Category Archives: Troubleshooting

SCOM: Monitoring a Fortigate Firewall

A while ago I had a request from one of my clients to monitor their new Fortigate Firewalls, as there is no existing management pack for this it required a bit of custom work.

First on the firewall you’ll also need to configure SNMP, as well as what trap notifications will be sent.

snmptraps

Then discover the Fortigate using the standard network monitoring discovery.

This is the address for the Fortigate MIB file contents which you will need in order to map OIDs for the next part.

In SCOM create an SNMP Trap alerting Rule targeting the Node Class.

snmpalerting1snmpalerting2

For now leave the OID properties filter empty
snmpalerting3

This rule will be used to identify any OIDs in the future that may be missing from your specific alerting rules.

Now using the MIB list provided earlier each alert ticked in the Fortigate configuration needs to be mapped to the relevant OID and a specific alerting rule created for it, for example 1.3.6.1.4.1.12356.101.4.4.2.1.2 is the OID for HIgh Processor Usage. So in order to generate an alert for High CPU on the Fortigate you will need a rule with this specific OID in the filter 1.3.6.1.4.1.12356.101.4.4.2.1.2.

Repeat for each OID that you need to monitor and use the catch all to identify anything you may have missed.

Loading

XPost: Event 18054 errors in the SQL application log

Here is a great post by Kevin Holman addressing an issue you would come across if you have had to move your SCOM databases or recover them to a new SQL server.

Sample error:

Log Name:      Application
Source:        MSSQL$I01
Date:          10/23/2010 5:40:14 PM
Event ID:      18054
Task Category: Server
Level:         Error
Keywords:      Classic
User:          OPSMGR\msaa
Computer:      SQLDB1.opsmgr.net
Description:
Error 777980007, severity 16, state 1 was raised, but no message with that error number was found in sys.messages. If error is larger than 50000, make sure the user-defined message is added using sp_addmessage.

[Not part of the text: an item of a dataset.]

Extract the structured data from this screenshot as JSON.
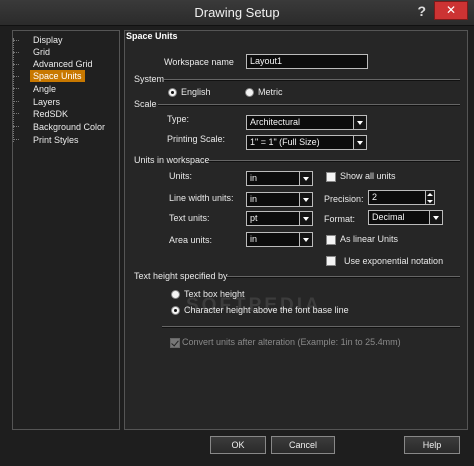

In essence this happens, as explain, due to the sysmessages being created in the master database on installation. These messages will then be missing after a database move or new sql server recovery.

Kevin has also provided a script to re-add these messages for you here – CAUTION for SCOM 2012 R2 only

Loading

SCOM: Alerting on Exchange 2013 Database Failover

As it turns out the Exchange 2013 MP will not be able to alert you should your Exchange 2013 databases fail over, this is by design, as Microsoft does not consider this condition to be an issue.

There is a great article by Scott at flobee.net which addresses this issue for Exchange 2010, it is quite simple to apply the same thinking for use with Exchange 2013. The event is the same, the target just needs to be Exchange 2013 server.

Screenshot-FailoverAlert2

 

Loading

SCOM: The System Center Management service terminated with service-specific error %%-2130771964

Just a quick issue which bares being noted.

A colleague of mine had an issue where the health service on one of his management servers would not start. The error displayed was “The System Center Management service terminated with service-specific error %%-2130771964″

The resolution is simple, rename the Health Service State folder and then start the service.

This issue is caused by corruption in the health service cache which is preventing the service from starting,

Loading

SCOM: Error in SNMP GET response from IP Address: Status: noSuchInstance(129)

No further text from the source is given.